5 Данное рассуждение показывает не только попытки мыслить в категориях противоположностей, но и важное методологическое значение идеи Бога для построения философских рассуждений. В системе Лсвшипа Бог не столько демиург — творец, сколько воплощение принципа единства.
6 Вероятно, имеется в виду ‘Рассуждение о методе’, где Декарт пишет, что животные не что иное, как совершенные автоматы, сделанные руками Божьими.

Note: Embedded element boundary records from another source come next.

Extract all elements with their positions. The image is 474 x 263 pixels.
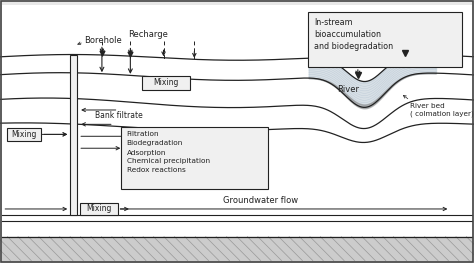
Bar	[80, 203, 118, 215]
Bar	[2, 5, 472, 237]
Text: River: River	[337, 85, 359, 94]
Bar	[121, 127, 268, 189]
Bar	[142, 75, 190, 90]
Text: Recharge: Recharge	[128, 30, 168, 39]
Bar	[70, 54, 77, 215]
Text: Mixing: Mixing	[86, 204, 111, 214]
Text: Mixing: Mixing	[153, 78, 179, 87]
Bar	[308, 12, 462, 67]
Text: Filtration
Biodegradation
Adsorption
Chemical precipitation
Redox reactions: Filtration Biodegradation Adsorption Che…	[127, 132, 210, 174]
Text: Mixing: Mixing	[11, 130, 37, 139]
Text: River bed
( colmation layer): River bed ( colmation layer)	[410, 103, 474, 117]
Text: In-stream
bioaccumulation
and biodegradation: In-stream bioaccumulation and biodegrada…	[314, 18, 393, 51]
Text: Groundwater flow: Groundwater flow	[223, 196, 298, 205]
Text: Bank filtrate: Bank filtrate	[95, 111, 143, 120]
Text: Borehole: Borehole	[84, 36, 122, 45]
Bar	[7, 128, 41, 141]
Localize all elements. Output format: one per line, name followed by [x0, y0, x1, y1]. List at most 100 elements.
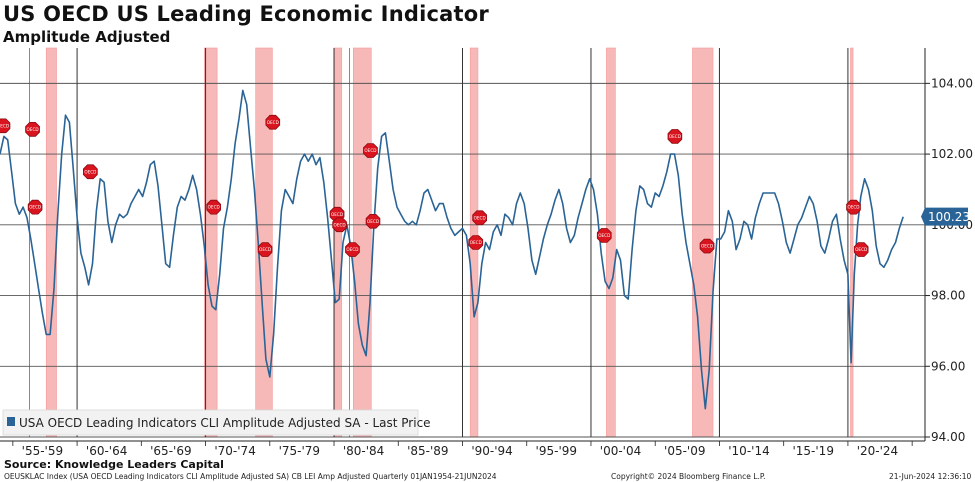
legend-swatch — [7, 417, 15, 426]
legend-group: USA OECD Leading Indicators CLI Amplitud… — [2, 409, 431, 436]
last-price-group: 100.23 — [921, 207, 970, 226]
x-tick-label: '05-'09 — [664, 444, 705, 458]
red-octagon-marker-icon — [667, 129, 683, 144]
recession-band — [606, 47, 616, 438]
y-tick-label: 104.00 — [931, 76, 973, 90]
red-octagon-marker-icon — [365, 213, 381, 229]
red-octagon-marker-icon — [846, 199, 861, 215]
x-tick-label: '65-'69 — [150, 444, 191, 458]
index-description: OEUSKLAC Index (USA OECD Leading Indicat… — [4, 472, 497, 481]
red-octagon-marker-icon — [345, 242, 360, 257]
recession-band — [850, 47, 854, 438]
oecd-marker-label: OECD — [259, 247, 271, 252]
axes: 94.0096.0098.00100.00102.00104.00'55-'59… — [0, 48, 973, 458]
recession-band — [45, 47, 57, 438]
x-tick-label: '75-'79 — [279, 444, 320, 458]
oecd-marker: OECD — [365, 213, 381, 229]
x-tick-label: '20-'24 — [857, 444, 898, 458]
red-octagon-marker-icon — [257, 242, 273, 257]
recession-band — [203, 47, 218, 438]
oecd-marker-label: OECD — [334, 222, 346, 227]
oecd-marker-label: OECD — [474, 215, 486, 220]
oecd-marker: OECD — [363, 143, 378, 158]
oecd-marker: OECD — [468, 235, 484, 250]
y-tick-label: 102.00 — [931, 147, 973, 161]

Человека отличает, по его мнению, разумная душа, в животных же природа действует ‘сообразно расположению их органов’ екарт Р. Соч.: В 2 т. М., 1989. Т. 1. С. 284).
7 Имеются в виду ‘Письма о разных физических и философических материях, писанные к некоторой немецкой принцессе’ Л. Эйлера (СПб., 1768. Ч. 1-3), ‘Исповедание веры Савойского викария’ Ж.-Ж. Руссо (русский перевод под заглавием: Размышление о величестве божий о его промысле и о человеке г. Ж. Ж. Руссо, Переведена 1769 и 1770 г. [Семеном Башиловым]. [СПб.: тип. Артиллер. и инж. кад. корпуса, ок. 1770]) и ‘Зрелища природы’ (Spectacle de la Nature, ou Entretiens sur l’histoire naturelle et les sciences. Paris, 1732) Ноэля Антуана Плюша.
8 Приводится сочинение Л. Эйлера ‘Письма о разных физических и философических материях… ‘, где знаменитый математик и физик излагает свои философские взгляды. Эйлер полагал, что свойствами материи являются протяженность, инертность, непроницаемость, а свойствами души — способность мыслить, чувствовать и желать.
9 Мф. 22,37.
10 Мф. 22, 39.
11 См. коммент. 8.
12 Гермес Трисмегист (Трижды Величайший) — легендарный основатель алхимии, живший в V-IV вв. до н. э. Согласно преданию, по повелению Александра Македонского на его могиле были начертаны тринадцать заповедей ‘Изумрудной скрижали’.
13 Об этом см.: Рабинович В. Л. Алхимия как феномен средневековой культуры. М., 1979. С. 369, где содержится текст ‘Изумрудной скрижали’. Из него видно, что приведенные Левшиным ссылки передают некий христианизированный вариант. Возможно, это масонская традиция, ведь Гермес Трисмегист был одним из центральных персонажей масонской мифологии.